In Ancient Greece, the Oracle of Delphi was regarded as the most important shrine and the center of the world. Phoebe became the third goddess to hold the Oracle of Delphi, a position that was originally held by her mother Gaia. Gaia passed it on to her daughter Themis who then passed it on to Phoebe. In some accounts, Phoebe found the responsibility too much of a burden to bear and passed it on to her grandson, Apollo, as a gift on his birthday.

Some sources claim that Phoebe was also the goddess of the moon, while others say that she was being confused with other goddesses, possibly her grandchildren.

Phoebe in the Titanomachy

According to the myth, the age of the Titans soon came to an end, just as the age of Uranus and the Protogenoi did. Cronus was overthrown by his own son, Zeus (the Olympian god), like he had done to his own father. The war between the Titans and the  Olympians, known as the Titanomachy, lasted for ten years. All the male Titans fought in the Titanomachy but Phoebe and the rest of the female Titans took no part in it.

The Olympians won the war and Zeus took up the position of the Supreme deity. All the Titans who had fought against him were punished and most of them were imprisoned in Tartarus for all eternity. Since Phoebe hadn’t taken any sides during the war, she escaped punishment and was allowed to remain free. However, her status was reduced since her spheres of influence were divided amongst the other deities.
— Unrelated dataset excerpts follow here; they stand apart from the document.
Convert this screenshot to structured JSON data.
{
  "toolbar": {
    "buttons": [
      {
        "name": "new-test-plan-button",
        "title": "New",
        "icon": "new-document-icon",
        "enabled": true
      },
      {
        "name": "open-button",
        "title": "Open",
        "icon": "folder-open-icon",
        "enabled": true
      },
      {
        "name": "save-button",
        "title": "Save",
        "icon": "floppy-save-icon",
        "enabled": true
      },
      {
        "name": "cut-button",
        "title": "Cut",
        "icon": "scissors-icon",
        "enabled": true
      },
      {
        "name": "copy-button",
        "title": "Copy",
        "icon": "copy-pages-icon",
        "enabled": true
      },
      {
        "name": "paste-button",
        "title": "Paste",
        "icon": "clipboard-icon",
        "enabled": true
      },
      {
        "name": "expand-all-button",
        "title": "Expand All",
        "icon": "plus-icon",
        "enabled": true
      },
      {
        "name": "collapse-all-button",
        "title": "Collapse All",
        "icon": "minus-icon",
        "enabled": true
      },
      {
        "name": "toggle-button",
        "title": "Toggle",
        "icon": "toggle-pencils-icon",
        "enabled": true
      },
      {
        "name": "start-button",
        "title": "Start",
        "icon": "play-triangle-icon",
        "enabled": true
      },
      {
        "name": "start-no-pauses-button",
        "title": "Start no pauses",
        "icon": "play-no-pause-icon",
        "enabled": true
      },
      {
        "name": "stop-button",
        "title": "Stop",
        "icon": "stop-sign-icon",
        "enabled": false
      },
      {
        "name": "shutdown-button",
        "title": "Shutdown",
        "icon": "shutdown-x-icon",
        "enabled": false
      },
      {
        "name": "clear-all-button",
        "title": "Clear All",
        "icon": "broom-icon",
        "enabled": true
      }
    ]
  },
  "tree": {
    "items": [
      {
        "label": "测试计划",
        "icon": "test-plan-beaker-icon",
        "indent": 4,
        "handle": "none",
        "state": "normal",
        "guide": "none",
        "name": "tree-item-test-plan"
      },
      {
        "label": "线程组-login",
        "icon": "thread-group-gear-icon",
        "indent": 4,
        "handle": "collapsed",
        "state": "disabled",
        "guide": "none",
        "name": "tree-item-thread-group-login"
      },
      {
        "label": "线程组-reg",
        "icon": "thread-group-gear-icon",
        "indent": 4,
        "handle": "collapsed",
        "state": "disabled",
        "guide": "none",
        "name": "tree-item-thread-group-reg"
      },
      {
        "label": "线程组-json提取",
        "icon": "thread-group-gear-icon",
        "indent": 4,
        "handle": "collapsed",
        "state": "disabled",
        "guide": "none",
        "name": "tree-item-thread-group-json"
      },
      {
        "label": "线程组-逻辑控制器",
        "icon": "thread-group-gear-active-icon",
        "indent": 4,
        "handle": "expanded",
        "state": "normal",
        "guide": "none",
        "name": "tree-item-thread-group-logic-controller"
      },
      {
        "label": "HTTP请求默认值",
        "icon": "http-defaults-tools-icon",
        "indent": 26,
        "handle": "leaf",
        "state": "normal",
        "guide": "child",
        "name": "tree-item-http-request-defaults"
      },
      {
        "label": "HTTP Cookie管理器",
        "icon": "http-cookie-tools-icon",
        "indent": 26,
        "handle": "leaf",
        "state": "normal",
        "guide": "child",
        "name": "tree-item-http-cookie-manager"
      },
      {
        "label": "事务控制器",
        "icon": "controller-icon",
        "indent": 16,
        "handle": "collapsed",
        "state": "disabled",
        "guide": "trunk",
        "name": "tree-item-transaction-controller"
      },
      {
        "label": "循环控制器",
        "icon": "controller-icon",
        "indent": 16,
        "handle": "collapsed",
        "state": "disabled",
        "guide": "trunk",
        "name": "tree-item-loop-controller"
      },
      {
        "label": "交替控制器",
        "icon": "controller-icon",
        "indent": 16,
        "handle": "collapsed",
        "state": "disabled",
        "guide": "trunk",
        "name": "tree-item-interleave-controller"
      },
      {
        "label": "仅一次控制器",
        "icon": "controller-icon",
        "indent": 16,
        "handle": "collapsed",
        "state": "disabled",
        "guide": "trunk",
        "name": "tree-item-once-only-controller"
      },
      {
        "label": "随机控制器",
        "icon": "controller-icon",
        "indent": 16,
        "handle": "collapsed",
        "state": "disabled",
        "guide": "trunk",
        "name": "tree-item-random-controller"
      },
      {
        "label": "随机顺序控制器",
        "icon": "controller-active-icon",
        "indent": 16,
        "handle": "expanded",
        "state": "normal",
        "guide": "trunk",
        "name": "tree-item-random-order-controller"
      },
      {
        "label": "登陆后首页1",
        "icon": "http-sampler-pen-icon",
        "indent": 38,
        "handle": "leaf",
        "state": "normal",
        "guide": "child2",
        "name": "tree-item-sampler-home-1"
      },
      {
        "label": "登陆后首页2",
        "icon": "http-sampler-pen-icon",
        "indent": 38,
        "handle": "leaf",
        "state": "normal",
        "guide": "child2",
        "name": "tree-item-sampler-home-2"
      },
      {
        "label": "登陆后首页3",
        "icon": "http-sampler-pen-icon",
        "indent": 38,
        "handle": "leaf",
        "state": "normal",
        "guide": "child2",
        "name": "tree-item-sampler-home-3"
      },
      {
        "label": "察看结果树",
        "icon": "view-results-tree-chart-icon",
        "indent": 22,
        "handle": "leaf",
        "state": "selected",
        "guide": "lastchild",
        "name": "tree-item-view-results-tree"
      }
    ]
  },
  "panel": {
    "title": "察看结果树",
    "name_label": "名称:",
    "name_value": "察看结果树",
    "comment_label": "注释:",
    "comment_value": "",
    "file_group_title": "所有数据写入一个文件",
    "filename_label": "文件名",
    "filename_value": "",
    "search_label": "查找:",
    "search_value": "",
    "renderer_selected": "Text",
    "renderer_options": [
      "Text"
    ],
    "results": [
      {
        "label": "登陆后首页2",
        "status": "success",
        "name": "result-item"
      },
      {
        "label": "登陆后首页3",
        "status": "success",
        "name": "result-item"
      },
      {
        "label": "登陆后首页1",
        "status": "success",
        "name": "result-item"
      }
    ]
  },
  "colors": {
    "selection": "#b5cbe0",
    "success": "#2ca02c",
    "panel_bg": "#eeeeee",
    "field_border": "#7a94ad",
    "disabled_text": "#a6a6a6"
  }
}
Apollo had taken over prophecy and Selene, Phoebe’s niece, had become the primary goddess of the moon.

The result was that Phoebe’s powers gradually began to diminish and her fame began to decrease steadily.

In Brief

Although Phoebe was once a prominent figure who held her own significance in ancient Greece, today she remains one of the least known goddesses. However, the  role she played in the myths of her children, grandchildren and siblings makes her an important part of Greek mythology.